David Guerrier (cor), Marianne Pousseur (récitante)
Orchestre national de France, Chœur de Radio France, Kurt Masur (direction)


Un jour après la Sinfonia domestica par Eliahu Inbal (lire ici), Kurt Masur dirigeait Don Juan. Les deux œuvres n’affichent pas les mêmes ambitions et leur mise en place ne saurait se comparer. On ne pouvait s’empêcher cependant de trouver avec le National l’homogénéité, l’onctuosité que le Philhar’ nous avait refusées la veille. Le poème symphonique du jeune Strauss, sous la poussée d’un irrésistible élan, brille de mille feux, sans que les plans sonores soient brouillés, tant le chef tient son orchestre et construit son interprétation. A vrai dire, il conçoit plutôt la partition comme une œuvre de musique pure que comme un récit en musique, n’y mettant peut-être pas toute la folie dionysiaque que certains en attendent. Masur, on le sait, n’est pas vraiment un narratif. Cela dit, il fait chanter son orchestre, les cordes graves comme les vents – très beau hautbois Nora Sismondi, très belle clarinette de Patrick Messina dans l’épisode de donna Anna –, maintient un parfait équilibre entre les pupitres – ne cuivrant jamais à l’excès.


Dans le Second Concerto pour cor, composé par un Strauss de 78 ans, Kurt Masur offre à David Guerrier un accompagnement subtilement chambriste, tout en souplesse et en fluidité, faisant là aussi chanter l’orchestre, en particulier dans un très bel Andante. Le jeune corniste, auquel le choix d’un instrument viennois datant d’un siècle environ ne se facilitait pas la tâche, s’avère éblouissant de maîtrise dans la virtuosité ; il parvient surtout, au-delà de la brillance, à trouver une sonorité chaude et ronde, à varier les couleurs entre les mouvement rapides et le mouvement lent – condition essentielle chez Strauss, pour qui le cor est une voix.

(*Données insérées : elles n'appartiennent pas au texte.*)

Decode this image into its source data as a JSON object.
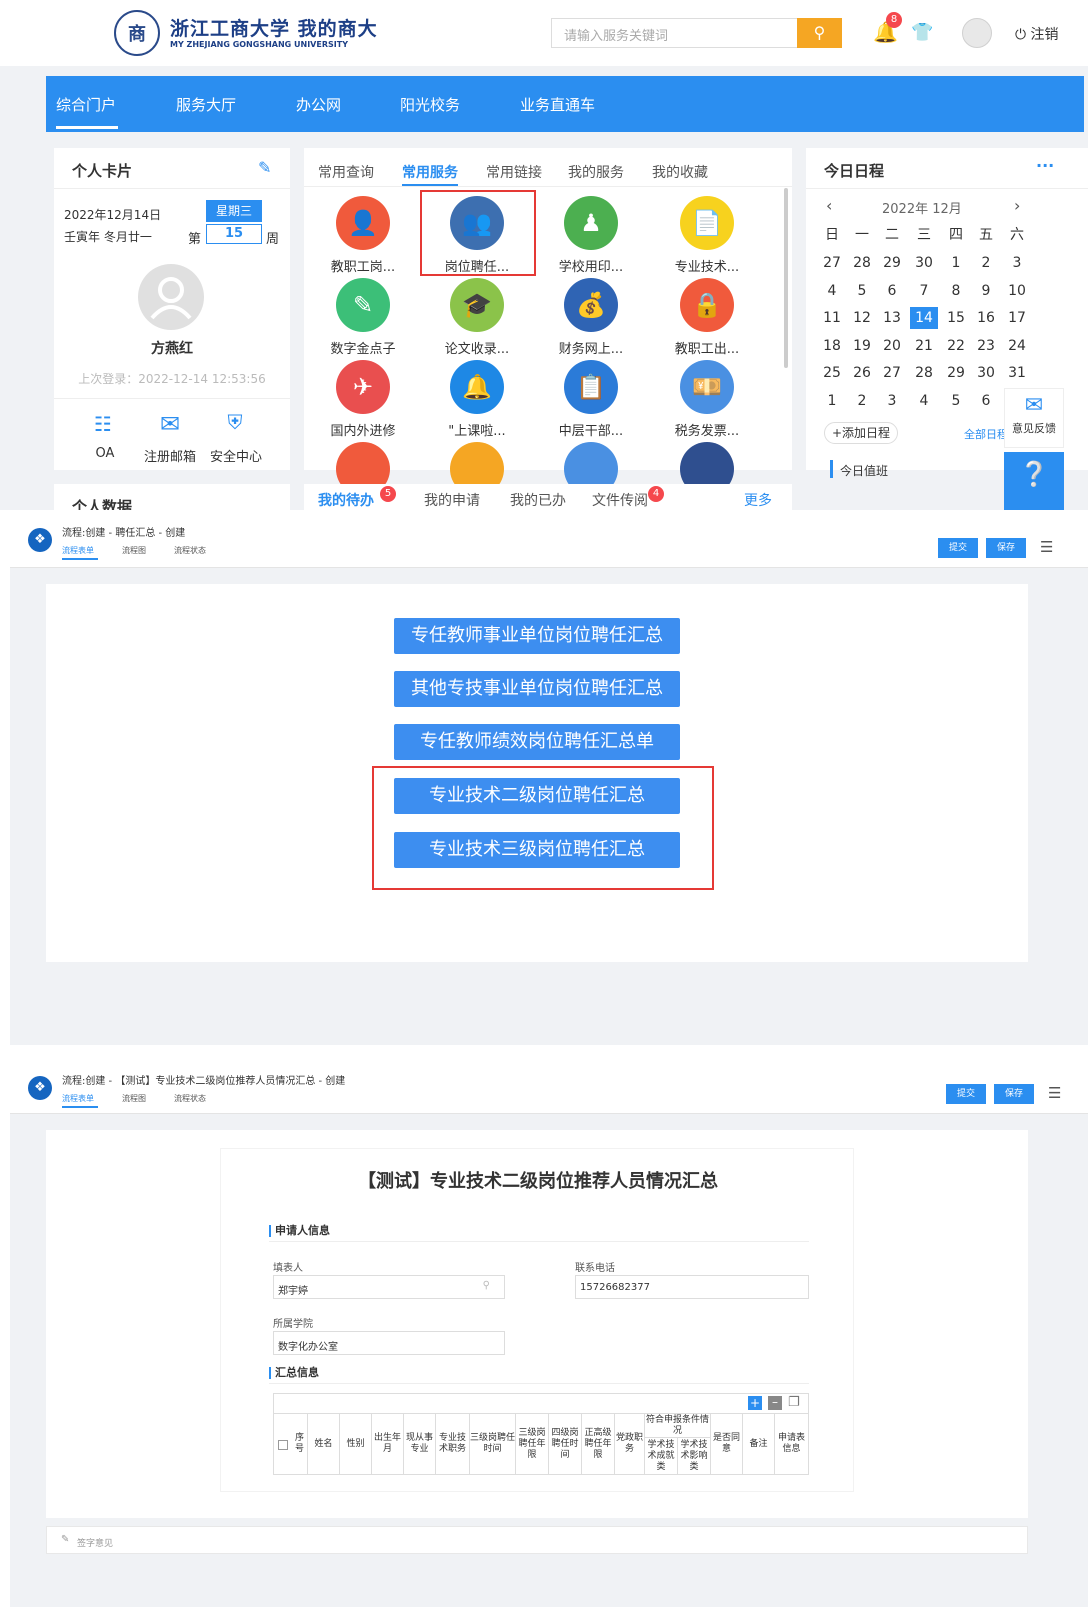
{
  "portal": {
    "logo": {
      "cn": "浙江工商大学",
      "cn2": "我的商大",
      "en": "MY ZHEJIANG GONGSHANG UNIVERSITY",
      "seal": "商"
    },
    "search": {
      "placeholder": "请输入服务关键词",
      "icon": "search-icon"
    },
    "notifications": {
      "count": "8",
      "icon": "bell-icon"
    },
    "shirt_icon": "tshirt-icon",
    "logout": "注销",
    "nav": [
      "综合门户",
      "服务大厅",
      "办公网",
      "阳光校务",
      "业务直通车"
    ],
    "personal_card": {
      "title": "个人卡片",
      "date": "2022年12月14日",
      "lunar": "壬寅年 冬月廿一",
      "weekday": "星期三",
      "week_prefix": "第",
      "week_num": "15",
      "week_suffix": "周",
      "name": "方燕红",
      "last_login": "上次登录：2022-12-14 12:53:56",
      "links": [
        "OA",
        "注册邮箱",
        "安全中心"
      ],
      "next_title": "个人数据"
    },
    "service_tabs": [
      "常用查询",
      "常用服务",
      "常用链接",
      "我的服务",
      "我的收藏"
    ],
    "services": [
      {
        "label": "教职工岗...",
        "color": "#f05a3c"
      },
      {
        "label": "岗位聘任...",
        "color": "#3d6fb0"
      },
      {
        "label": "学校用印...",
        "color": "#4caf50"
      },
      {
        "label": "专业技术...",
        "color": "#f7d21e"
      },
      {
        "label": "数字金点子",
        "color": "#3cbf78"
      },
      {
        "label": "论文收录...",
        "color": "#8bc34a"
      },
      {
        "label": "财务网上...",
        "color": "#2f64b4"
      },
      {
        "label": "教职工出...",
        "color": "#f05a3c"
      },
      {
        "label": "国内外进修",
        "color": "#e94f4f"
      },
      {
        "label": "\"上课啦...",
        "color": "#1e88e5"
      },
      {
        "label": "中层干部...",
        "color": "#2b7bd8"
      },
      {
        "label": "税务发票...",
        "color": "#4a90e2"
      }
    ],
    "todo_tabs": [
      "我的待办",
      "我的申请",
      "我的已办",
      "文件传阅"
    ],
    "todo_badges": [
      "5",
      "4"
    ],
    "todo_more": "更多",
    "schedule": {
      "title": "今日日程",
      "month": "2022年  12月",
      "weekdays": [
        "日",
        "一",
        "二",
        "三",
        "四",
        "五",
        "六"
      ],
      "days": [
        [
          "27",
          "28",
          "29",
          "30",
          "1",
          "2",
          "3"
        ],
        [
          "4",
          "5",
          "6",
          "7",
          "8",
          "9",
          "10"
        ],
        [
          "11",
          "12",
          "13",
          "14",
          "15",
          "16",
          "17"
        ],
        [
          "18",
          "19",
          "20",
          "21",
          "22",
          "23",
          "24"
        ],
        [
          "25",
          "26",
          "27",
          "28",
          "29",
          "30",
          "31"
        ],
        [
          "1",
          "2",
          "3",
          "4",
          "5",
          "6",
          ""
        ]
      ],
      "today": "14",
      "add": "+添加日程",
      "all": "全部日程",
      "duty": "今日值班",
      "feedback": "意见反馈"
    }
  },
  "flow1": {
    "title": "流程:创建 - 聘任汇总 - 创建",
    "tabs": [
      "流程表单",
      "流程图",
      "流程状态"
    ],
    "submit": "提交",
    "save": "保存",
    "buttons": [
      "专任教师事业单位岗位聘任汇总",
      "其他专技事业单位岗位聘任汇总",
      "专任教师绩效岗位聘任汇总单",
      "专业技术二级岗位聘任汇总",
      "专业技术三级岗位聘任汇总"
    ]
  },
  "flow2": {
    "title": "流程:创建 - 【测试】专业技术二级岗位推荐人员情况汇总 - 创建",
    "tabs": [
      "流程表单",
      "流程图",
      "流程状态"
    ],
    "submit": "提交",
    "save": "保存",
    "form_title": "【测试】专业技术二级岗位推荐人员情况汇总",
    "applicant_section": "申请人信息",
    "filler_label": "填表人",
    "filler_value": "郑宇婷",
    "phone_label": "联系电话",
    "phone_value": "15726682377",
    "college_label": "所属学院",
    "college_value": "数字化办公室",
    "summary_section": "汇总信息",
    "table_headers": [
      "序号",
      "姓名",
      "性别",
      "出生年月",
      "现从事专业",
      "专业技术职务",
      "三级岗聘任时间",
      "三级岗聘任年限",
      "四级岗聘任时间",
      "正高级聘任年限",
      "党政职务",
      "符合申报条件情况",
      "学术技术成就类",
      "学术技术影响类",
      "是否同意",
      "备注",
      "申请表信息"
    ],
    "opinion": "签字意见"
  }
}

Grâces soient rendues à Kurt Masur de nous avoir ensuite rendu l’intégrale de la Psyché de Franck, qu’il a reconstituée en remontant aux sources. Il tire plus la partition du côté de Wagner que du côté de Massenet, alors que Psyché est à Franck ce qu’Esclarmonde, non moins wagnérienne, est au compositeur de Manon. Mais, comme l’écrit Joël-Marie Fauquet dans sa monographie de référence, « Franck a écrit là son Parsifal ». Le chef, qui a pour cette œuvre une tendresse particulière, une des plus érotiques de toute la musique française, semble ici s’abandonner davantage que dans Don Juan. Il obtient des sonorités moelleuses, laissant frissonner son orchestre sous de voluptueux élans, sans tomber dans la fadeur. « Les jardins d’Eros » baignent dans une lumière vaporeuse, « Psyché enlevée par les zéphirs » ondule mollement, « Psyché et Eros » se laisse contaminer par la fièvre du duo de Tristan et d’Isolde, avant que l’Apothéose du « Pardon de Psyché » atteigne à une éclatante majesté, où le chef trouve des accents brucknériens bienvenus pour cet hymne final à l’amour tout-puissant. Fin connaisseur de la musique française, Kurt Masur n’oublie pas pour autant que ce Franck-là, rien moins que « Pater seraphicus », ouvre la voie au premier Debussy : la pâte est wagnérienne, les couleurs sont françaises.

Remarquablement préparé, le chœur de Radio France se montre à l’unisson de l’orchestre, Marianne Pousseur évitant de son côté toute emphase dans la déclamation d’un texte très daté.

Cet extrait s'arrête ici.